Before long I was away from the city and into the countryside. The brutal hills of the Massif Central were behind me but I was regularly climbing and accumulating impressive height gains (today was a bonkers 1,525m). You may think the following sign is a ‘red letter’ day. I think you’ll find most cycle tourers expect that ‘what goes down goes up’ and so it’s hard to enjoy this brief plummet. Even though I had been on the bike every day I think yesterday’s minimal riding had been restorative.

From terrible average speeds here I was nicely into double figures. Below is a canal path I cycled over. I would eventually have my time on them.

The eating plan is to have one hot meal a day and to eat whilst cycling as well. At night, on the campsite I’m always pressed for time and so maybe a whole baguette, a tomato and a large chunk of cheese might suffice (plus a cake if the boulangerie obliges). A French staple lunch time is ‘Plat Du Jour’. Many bars or restaurants do them. It’s reasonably priced, has little or no choice but is served quickly. The latter service is to accommodate the busy person who wants to be back behind his desk or shovel loader steering wheel. Here are three course and the bill I found at a restaurant:



The damage was reasonable, n’est pas?

Gone were the gorges or mountains but rolling hills. All were given over to cereal production. Now the day and lunch had made things idyllic and a good mileage was being achieved. However I identified Le Creusot as a place to stop over. I got there and there was no camping, a hostel or hotels that I could find. I was looking for smaller places. The reason for the latter lack of open hotels was because today was Bastille Day. It’s a bank holiday and a lot of things are shut. It is France’s National Day and it’s origins go back to storming this Paris fortress/prison in 1789 and was, in effect, the people rising up against the monarchy.

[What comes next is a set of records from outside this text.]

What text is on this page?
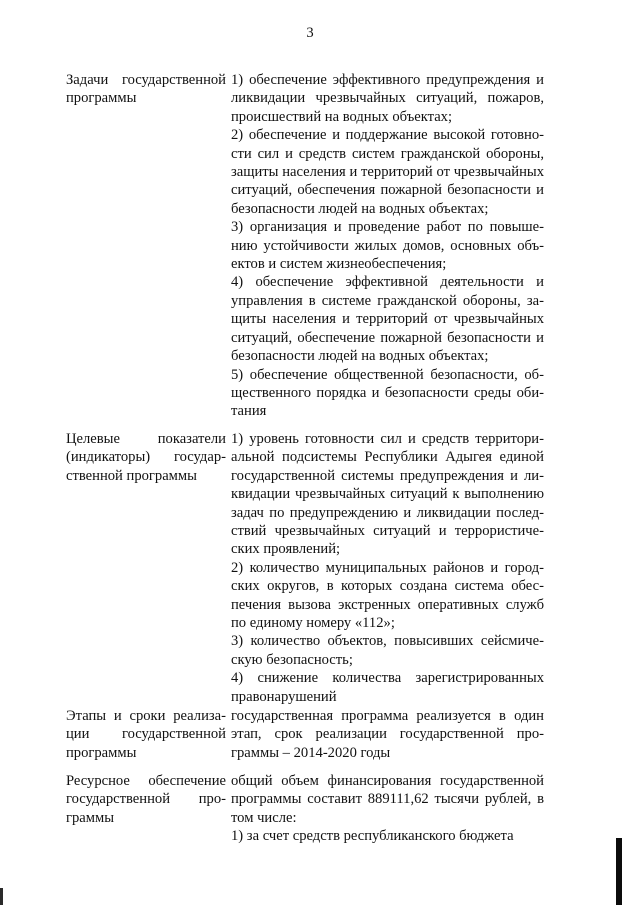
3
Задачи государственной программы

1) обеспечение эффективного предупреждения и ликвидации чрезвычайных ситуаций, пожаров, происшествий на водных объектах;

2) обеспечение и поддержание высокой готовности сил и средств систем гражданской обороны, защиты населения и территорий от чрезвычайных ситуаций, обеспечения пожарной безопасности и безопасности людей на водных объектах;

3) организация и проведение работ по повышению устойчивости жилых домов, основных объектов и систем жизнеобеспечения;

4) обеспечение эффективной деятельности и управления в системе гражданской обороны, защиты населения и территорий от чрезвычайных ситуаций, обеспечение пожарной безопасности и безопасности людей на водных объектах;

5) обеспечение общественной безопасности, общественного порядка и безопасности среды обитания

Целевые показатели (индикаторы) государственной программы

1) уровень готовности сил и средств территориальной подсистемы Республики Адыгея единой государственной системы предупреждения и ликвидации чрезвычайных ситуаций к выполнению задач по предупреждению и ликвидации последствий чрезвычайных ситуаций и террористических проявлений;

2) количество муниципальных районов и городских округов, в которых создана система обеспечения вызова экстренных оперативных служб по единому номеру «112»;

3) количество объектов, повысивших сейсмическую безопасность;

4) снижение количества зарегистрированных правонарушений

Этапы и сроки реализации государственной программы

государственная программа реализуется в один этап, срок реализации государственной программы – 2014-2020 годы

Ресурсное обеспечение государственной программы

общий объем финансирования государственной программы составит 889111,62 тысячи рублей, в том числе:

1) за счет средств республиканского бюджета
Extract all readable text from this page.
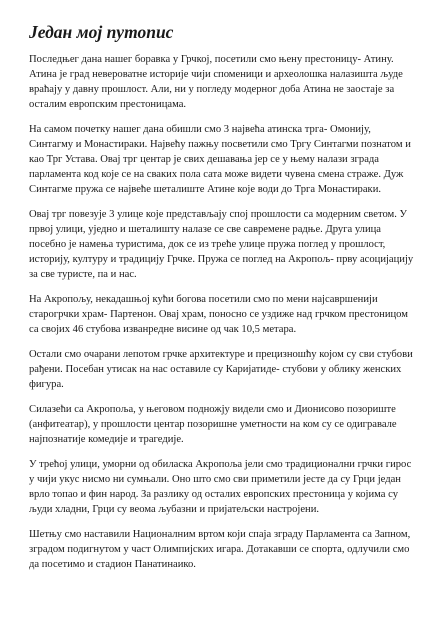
Један мој путопис

Последњег дана нашег боравка у Грчкој, посетили смо њену престоницу- Атину. Атина је град невероватне историје чији споменици и археолошка налазишта људе враћају у давну прошлост. Али, ни у погледу модерног доба Атина не заостаје за осталим европским престоницама.

На самом почетку нашег дана обишли смо 3 највећа атинска трга- Омонију, Синтагму и Монастираки. Највећу пажњу посветили смо Тргу Синтагми познатом и као Трг Устава. Овај трг центар је свих дешавања јер се у њему налази зграда парламента код које се на сваких пола сата може видети чувена смена страже. Дуж Синтагме пружа се највеће шеталиште Атине које води до Трга Монастираки.

Овај трг повезује 3 улице које представљају спој прошлости са модерним светом. У првој улици, уједно и шеталишту налазе се све савремене радње. Друга улица посебно је намења туристима, док се из треће улице пружа поглед у прошлост, историју, културу и традицију Грчке. Пружа се поглед на Акропољ- прву асоцијацију за све туристе, па и нас.

На Акропољу, некадашњој кући богова посетили смо по мени најсавршенији старогрчки храм- Партенон. Овај храм, поносно се уздиже над грчком престоницом са својих 46 стубова изванредне висине од чак 10,5 метара.

Остали смо очарани лепотом грчке архитектуре и прецизношћу којом су сви стубови рађени. Посебан утисак на нас оставиле су Каријатиде- стубови у облику женских фигура.

Силазећи са Акропоља, у његовом подножју видели смо и Дионисово позориште (анфитеатар), у прошлости центар позоришне уметности на ком су се одигравале најпознатије комедије и трагедије.

У трећој улици, уморни од обиласка Акропоља јели смо традиционални грчки гирос у чији укус нисмо ни сумњали. Оно што смо сви приметили јесте да су Грци један врло топао и фин народ. За разлику од осталих европских престоница у којима су људи хладни, Грци су веома љубазни и пријатељски настројени.

Шетњу смо наставили Националним вртом који спаја зграду Парламента са Запном, зградом подигнутом у част Олимпијских игара. Дотакавши се спорта, одлучили смо да посетимо и стадион Панатинаико.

So using my Apps I’m all over town trying to find a roof over my head and time is elapsing. I ring Anna and ask her to book an Ibis hotel a further 14 miles south. This meant going backwards, not a happy activity but needs must.
A giant steel press at a roundabout. Love it.

Just before getting to the hotel I found some food. After this distance and being late I could have eaten a horse. Actually I have seen this meat on the menu. However, not at McDonalds.

Checking in to the Ibis was a trial. It had been paid for on line, by my bride, but they made me pay again. I had further meetings with other staff who spoke English, but I expect I’ll have to resolve something between Ibis, Amex and Booking.com when I get home.